The solution: measure actual upload bandwidth at startup, then compute optimal parallelism based on the ratio of upload time to processing time:

import subprocess, os

# Upload 3MB to Cloudflare's speed test endpoint, read actual throughput
data = os.urandom(3 * 1024 * 1024)
proc = subprocess.run(
    ["curl", "-s", "-o", "/dev/null", "-w", "%{speed_upload}",
     "-X", "POST", "--data-binary", "@-", "--max-time", "10",
     "https://speed.cloudflare.com/__up"],
    input=data, capture_output=True, text=True
)
upload_bps = float(proc.stdout.strip())

avg_file_bytes = total_audio_size / num_files
upload_time = avg_file_bytes / upload_bps
api_processing_time = 15.0  # measured average per file

optimal_workers = max(2, min(64, int(api_processing_time / upload_time) + 1))

The execution uses a ThreadPoolExecutor with a Semaphore to limit concurrent API calls. Each worker acquires the semaphore before calling the transcription API and releases it when done. This prevents too many simultaneous uploads from saturating the connection while keeping the thread pool busy.

On 14 Mbps upload, this auto-tunes to 4 workers. On gigabit, it scales to 64. The pipeline adapts to whatever machine it runs on without manual configuration.

Retry strategy

Exponential backoff: 2, then 4 seconds. Three attempts per file before marking it as failed and moving on. Failed files get logged so you can see what went wrong. On re-run, the idempotent check skips everything that already succeeded and retries only the missing ones. Across 204 files, I had zero permanent failures - a couple of transient 429s resolved on first retry.

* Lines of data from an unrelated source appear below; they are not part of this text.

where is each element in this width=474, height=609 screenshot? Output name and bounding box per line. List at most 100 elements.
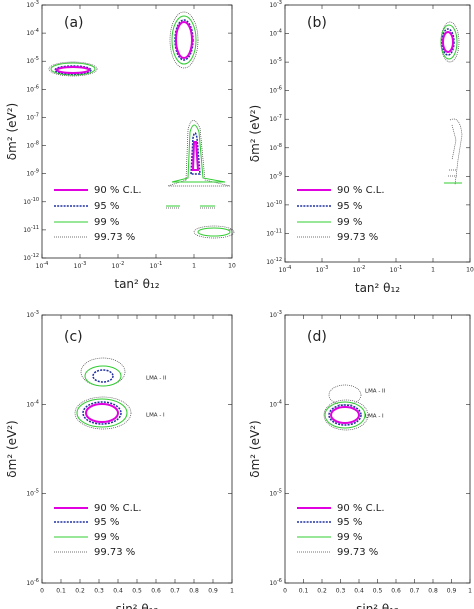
contour <box>76 398 128 428</box>
y-axis-label: δm² (eV²) <box>5 420 19 477</box>
contour <box>169 11 199 69</box>
region-label: LMA - II <box>146 376 167 382</box>
tick-label: 0 <box>283 588 287 595</box>
tick-label: 10-5 <box>269 57 282 66</box>
tick-exp: -4 <box>286 265 291 271</box>
legend-label: 99.73 % <box>94 547 135 558</box>
tick-base: 10 <box>266 259 274 266</box>
tick-base: 10 <box>112 263 120 270</box>
y-axis-label: δm² (eV²) <box>248 420 262 477</box>
tick-label: 10-9 <box>269 171 282 180</box>
tick-exp: -3 <box>34 0 39 6</box>
panel-label: (d) <box>307 329 327 345</box>
tick-base: 10 <box>150 263 158 270</box>
panel-label: (b) <box>307 15 327 31</box>
tick-exp: -11 <box>31 224 39 230</box>
tick-label: 10-5 <box>26 488 39 497</box>
tick-exp: -3 <box>81 261 86 267</box>
tick-exp: -6 <box>34 84 39 90</box>
tick-base: 10 <box>269 580 277 587</box>
tick-label: 0.3 <box>94 588 104 595</box>
tick-label: 10-11 <box>23 224 39 233</box>
contour <box>171 124 226 183</box>
tick-exp: -11 <box>274 228 282 234</box>
contour <box>92 369 114 383</box>
tick-label: 10-1 <box>390 265 403 274</box>
contour <box>84 365 122 387</box>
tick-base: 10 <box>26 86 34 93</box>
tick-base: 10 <box>269 490 277 497</box>
contour <box>174 19 194 61</box>
tick-label: 0.6 <box>151 588 161 595</box>
tick-exp: -12 <box>274 257 282 263</box>
tick-exp: -3 <box>277 0 282 6</box>
tick-label: 10-4 <box>26 399 39 408</box>
contour <box>330 406 360 424</box>
tick-label: 0.9 <box>208 588 218 595</box>
tick-base: 10 <box>26 58 34 65</box>
tick-label: 10-6 <box>269 85 282 94</box>
tick-label: 0.3 <box>336 588 346 595</box>
legend-label: 99 % <box>94 532 119 543</box>
tick-exp: -1 <box>397 265 402 271</box>
tick-label: 10 <box>466 267 474 274</box>
tick-label: 0.6 <box>391 588 401 595</box>
panel-label: (a) <box>64 15 84 31</box>
tick-label: 10-3 <box>74 261 87 270</box>
tick-label: 10-3 <box>26 310 39 319</box>
tick-base: 10 <box>269 144 277 151</box>
contour <box>328 404 362 426</box>
tick-base: 10 <box>269 116 277 123</box>
tick-label: 10-7 <box>269 114 282 123</box>
tick-label: 0.1 <box>56 588 66 595</box>
tick-label: 10-5 <box>26 56 39 65</box>
tick-label: 0.4 <box>354 588 364 595</box>
contour <box>442 31 454 53</box>
tick-label: 10-4 <box>279 265 292 274</box>
tick-base: 10 <box>269 312 277 319</box>
tick-base: 10 <box>390 267 398 274</box>
tick-label: 0.8 <box>428 588 438 595</box>
contour <box>50 62 96 76</box>
contour <box>48 61 98 77</box>
tick-exp: -9 <box>277 171 282 177</box>
tick-exp: -1 <box>157 261 162 267</box>
tick-base: 10 <box>269 87 277 94</box>
tick-label: 10-12 <box>266 257 282 266</box>
tick-label: 10-2 <box>112 261 125 270</box>
tick-label: 0.9 <box>447 588 457 595</box>
tick-base: 10 <box>26 142 34 149</box>
tick-label: 10-9 <box>26 168 39 177</box>
contour <box>193 225 235 239</box>
tick-label: 0.8 <box>189 588 199 595</box>
contour <box>323 399 369 431</box>
legend-label: 99.73 % <box>94 232 135 243</box>
tick-label: 10-3 <box>269 310 282 319</box>
tick-exp: -4 <box>277 28 282 34</box>
tick-base: 10 <box>353 267 361 274</box>
tick-exp: -5 <box>34 56 39 62</box>
tick-label: 10-10 <box>23 196 39 205</box>
tick-base: 10 <box>269 59 277 66</box>
tick-exp: -8 <box>277 142 282 148</box>
tick-exp: -7 <box>34 112 39 118</box>
plot-frame <box>41 314 233 584</box>
tick-label: 1 <box>431 267 435 274</box>
legend-label: 99 % <box>337 532 362 543</box>
tick-base: 10 <box>23 226 31 233</box>
tick-label: 1 <box>230 588 234 595</box>
tick-label: 0.1 <box>299 588 309 595</box>
tick-base: 10 <box>26 170 34 177</box>
tick-base: 10 <box>23 198 31 205</box>
tick-label: 0.7 <box>170 588 180 595</box>
tick-label: 1 <box>468 588 472 595</box>
tick-base: 10 <box>26 114 34 121</box>
contour <box>74 396 132 430</box>
tick-base: 10 <box>26 580 34 587</box>
contour <box>197 227 231 237</box>
tick-label: 10-6 <box>26 578 39 587</box>
tick-exp: -4 <box>43 261 48 267</box>
tick-label: 10-1 <box>150 261 163 270</box>
tick-base: 10 <box>26 2 34 9</box>
legend-label: 95 % <box>337 517 362 528</box>
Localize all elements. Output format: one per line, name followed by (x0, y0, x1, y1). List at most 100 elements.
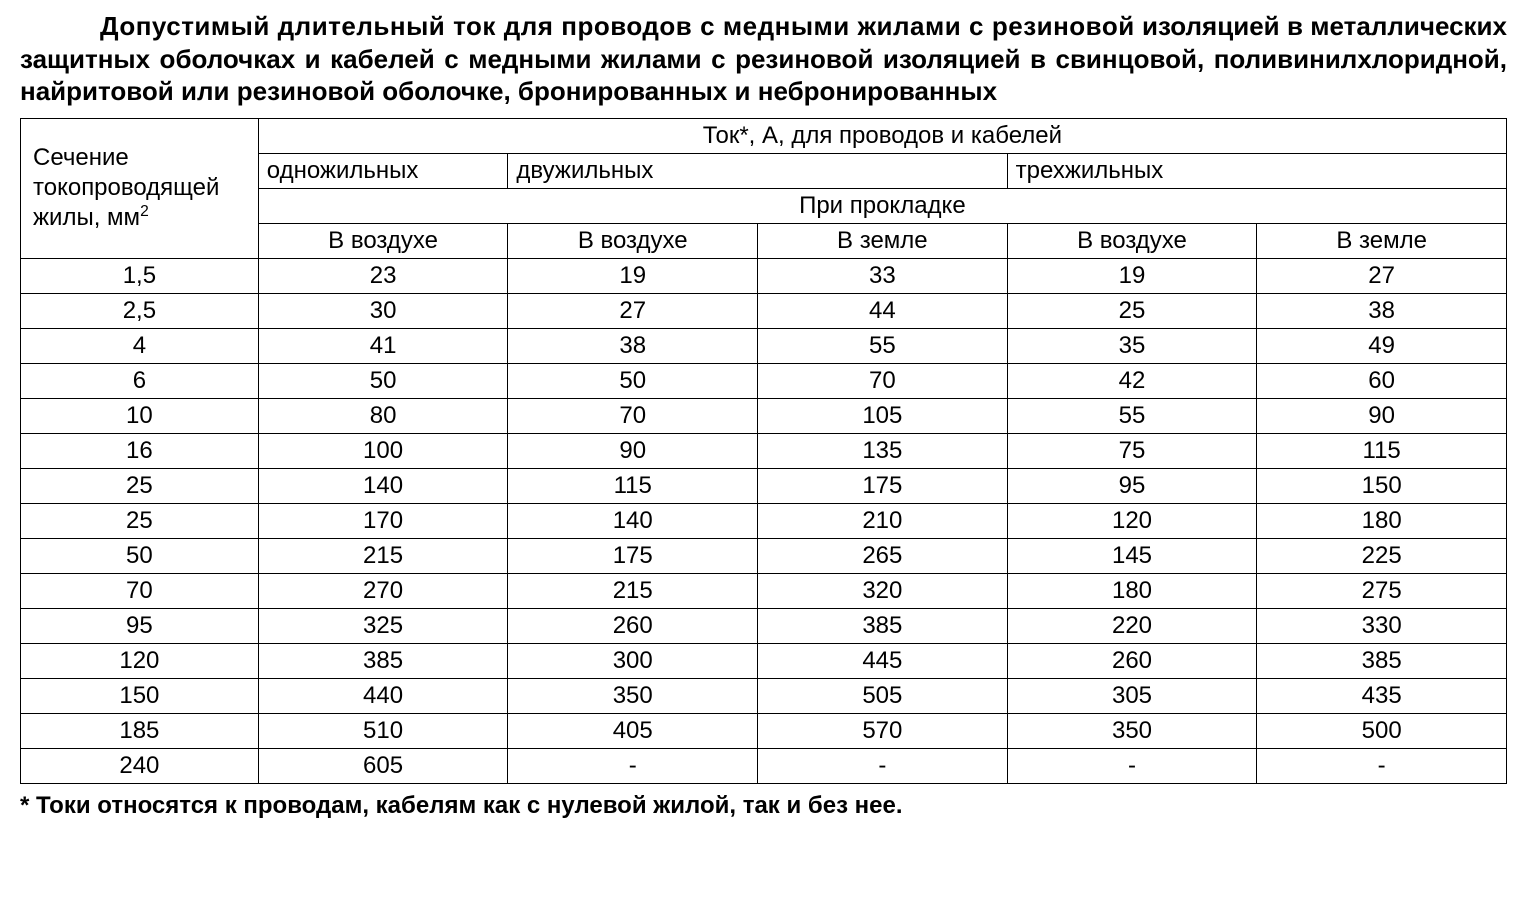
value-cell: - (508, 748, 758, 783)
section-cell: 95 (21, 608, 259, 643)
sub-header-2: В воздухе (508, 223, 758, 258)
sub-header-5: В земле (1257, 223, 1507, 258)
value-cell: 50 (508, 363, 758, 398)
value-cell: 385 (258, 643, 508, 678)
value-cell: 115 (508, 468, 758, 503)
value-cell: 23 (258, 258, 508, 293)
value-cell: 350 (508, 678, 758, 713)
table-row: 161009013575115 (21, 433, 1507, 468)
table-row: 50215175265145225 (21, 538, 1507, 573)
row-header-label: Сечение токопроводящей жилы, мм2 (21, 118, 259, 258)
value-cell: 150 (1257, 468, 1507, 503)
value-cell: 605 (258, 748, 508, 783)
value-cell: 50 (258, 363, 508, 398)
value-cell: 44 (758, 293, 1008, 328)
value-cell: 140 (508, 503, 758, 538)
value-cell: 330 (1257, 608, 1507, 643)
section-cell: 6 (21, 363, 259, 398)
table-header-row-1: Сечение токопроводящей жилы, мм2 Ток*, А… (21, 118, 1507, 153)
row-header-line2: токопроводящей (33, 174, 219, 201)
section-cell: 1,5 (21, 258, 259, 293)
value-cell: 350 (1007, 713, 1257, 748)
row-header-line1: Сечение (33, 144, 129, 171)
value-cell: 215 (258, 538, 508, 573)
value-cell: 60 (1257, 363, 1507, 398)
value-cell: 75 (1007, 433, 1257, 468)
value-cell: 175 (508, 538, 758, 573)
sub-header-1: В воздухе (258, 223, 508, 258)
value-cell: 180 (1007, 573, 1257, 608)
value-cell: 265 (758, 538, 1008, 573)
value-cell: 175 (758, 468, 1008, 503)
table-row: 95325260385220330 (21, 608, 1507, 643)
value-cell: 80 (258, 398, 508, 433)
value-cell: 385 (758, 608, 1008, 643)
sub-header-3: В земле (758, 223, 1008, 258)
sub-header-4: В воздухе (1007, 223, 1257, 258)
value-cell: 140 (258, 468, 508, 503)
group-header-2: двужильных (508, 153, 1007, 188)
value-cell: 215 (508, 573, 758, 608)
table-row: 65050704260 (21, 363, 1507, 398)
value-cell: 38 (1257, 293, 1507, 328)
value-cell: 510 (258, 713, 508, 748)
value-cell: 105 (758, 398, 1008, 433)
value-cell: - (1257, 748, 1507, 783)
mid-header: При прокладке (258, 188, 1506, 223)
value-cell: 260 (1007, 643, 1257, 678)
group-header-3: трехжильных (1007, 153, 1506, 188)
value-cell: 100 (258, 433, 508, 468)
value-cell: 180 (1257, 503, 1507, 538)
value-cell: 19 (508, 258, 758, 293)
value-cell: 435 (1257, 678, 1507, 713)
section-cell: 150 (21, 678, 259, 713)
value-cell: 41 (258, 328, 508, 363)
value-cell: 405 (508, 713, 758, 748)
value-cell: 210 (758, 503, 1008, 538)
value-cell: 385 (1257, 643, 1507, 678)
value-cell: 220 (1007, 608, 1257, 643)
value-cell: 33 (758, 258, 1008, 293)
section-cell: 16 (21, 433, 259, 468)
section-cell: 4 (21, 328, 259, 363)
value-cell: - (1007, 748, 1257, 783)
value-cell: 38 (508, 328, 758, 363)
value-cell: 90 (1257, 398, 1507, 433)
value-cell: 445 (758, 643, 1008, 678)
value-cell: 300 (508, 643, 758, 678)
table-row: 185510405570350500 (21, 713, 1507, 748)
value-cell: 25 (1007, 293, 1257, 328)
value-cell: 270 (258, 573, 508, 608)
value-cell: 19 (1007, 258, 1257, 293)
footnote: * Токи относятся к проводам, кабелям как… (20, 792, 1507, 820)
value-cell: 145 (1007, 538, 1257, 573)
table-row: 2,53027442538 (21, 293, 1507, 328)
section-cell: 10 (21, 398, 259, 433)
top-header: Ток*, А, для проводов и кабелей (258, 118, 1506, 153)
section-cell: 70 (21, 573, 259, 608)
section-cell: 185 (21, 713, 259, 748)
value-cell: 505 (758, 678, 1008, 713)
group-header-1: одножильных (258, 153, 508, 188)
row-header-line3: жилы, мм (33, 204, 140, 231)
table-row: 2514011517595150 (21, 468, 1507, 503)
table-row: 120385300445260385 (21, 643, 1507, 678)
section-cell: 25 (21, 503, 259, 538)
table-body: 1,523193319272,5302744253844138553549650… (21, 258, 1507, 783)
value-cell: 260 (508, 608, 758, 643)
value-cell: 570 (758, 713, 1008, 748)
value-cell: 115 (1257, 433, 1507, 468)
value-cell: 95 (1007, 468, 1257, 503)
value-cell: 70 (758, 363, 1008, 398)
value-cell: 49 (1257, 328, 1507, 363)
value-cell: 170 (258, 503, 508, 538)
section-cell: 2,5 (21, 293, 259, 328)
value-cell: 225 (1257, 538, 1507, 573)
value-cell: 305 (1007, 678, 1257, 713)
value-cell: 55 (1007, 398, 1257, 433)
value-cell: 440 (258, 678, 508, 713)
table-row: 1,52319331927 (21, 258, 1507, 293)
value-cell: 500 (1257, 713, 1507, 748)
value-cell: 120 (1007, 503, 1257, 538)
value-cell: 325 (258, 608, 508, 643)
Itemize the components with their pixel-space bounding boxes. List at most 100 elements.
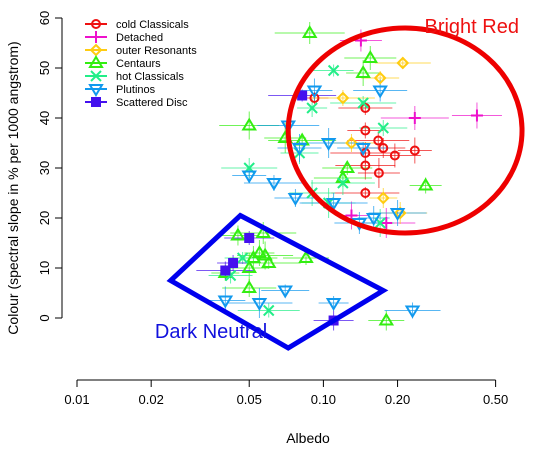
region-bright-red [285, 25, 525, 236]
point-outer-resonants [373, 71, 387, 85]
point-plutinos [372, 85, 388, 99]
x-tick-label: 0.10 [311, 392, 336, 407]
point-outer-resonants [396, 56, 410, 70]
point-plutinos [325, 198, 342, 211]
legend-marker-detached [90, 31, 102, 43]
point-detached [408, 112, 421, 124]
y-axis-label: Colour (spectral slope in % per 1000 ang… [5, 41, 21, 334]
annotations: Bright Red Dark Neutral [155, 16, 519, 343]
point-centaurs [260, 255, 277, 268]
point-centaurs [298, 250, 314, 263]
y-axis: 0 10 20 30 40 50 60 [37, 11, 63, 322]
y-tick-label: 20 [37, 211, 52, 225]
point-centaurs [251, 245, 268, 258]
y-tick-label: 40 [37, 111, 52, 125]
y-tick-label: 10 [37, 261, 52, 275]
x-axis: 0.01 0.02 0.05 0.10 0.20 0.50 [64, 379, 508, 407]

Audio preparation as a cost optimization

Whisper works on audio, not video. The pre-processing step strips audio with ffmpeg:

ffmpeg -i input.mp4 -vn -acodec libmp3lame -ar 44100 -ab 128k output.mp3

MP3 at 128kbps is a deliberate choice: Whisper doesn't benefit from lossless audio for speech recognition, and MP3 at this bitrate keeps files under 25MB for any lecture under 25 minutes (the provider upload limit). A 15-minute lecture drops from 150MB video to 14MB MP3. That's a 10x reduction in upload time, which directly affects pipeline throughput given the bandwidth-limited concurrency model.

Results

  • 204 files processed, zero permanent failures
  • 45 hours 39 minutes of audio transcribed
  • $1.24 total cost (vs. $65.75 on AWS for functionally equivalent output)
  • 78 minutes wall time on 4 workers at 14 Mbps upload
  • Zero vendor lock-in - provider switch is a one-line change

What I'd design differently at higher scale

This pipeline is optimized for a single-machine batch job. At 10x scale (2,000+ files), the design changes:

  • Job queue over ThreadPoolExecutor - move to a proper queue (Redis + workers or Celery) so you can distribute across machines and get automatic persistence of job state.
  • Provider stacking - burn through Groq's free tier first, overflow to DeepInfra. The pipeline already abstracts the provider behind the OpenAI SDK, so this is routing logic, not a rewrite.
  • Streaming results - at this scale you want incremental output, not batch-complete. Write results as they arrive so downstream consumers can start processing before the full batch finishes.

The current design handles the problem it was built for. Because it already uses the OpenAI SDK, restarts are idempotent, and concurrency adapts to bandwidth, scaling it up later would be a routing change, not a rewrite.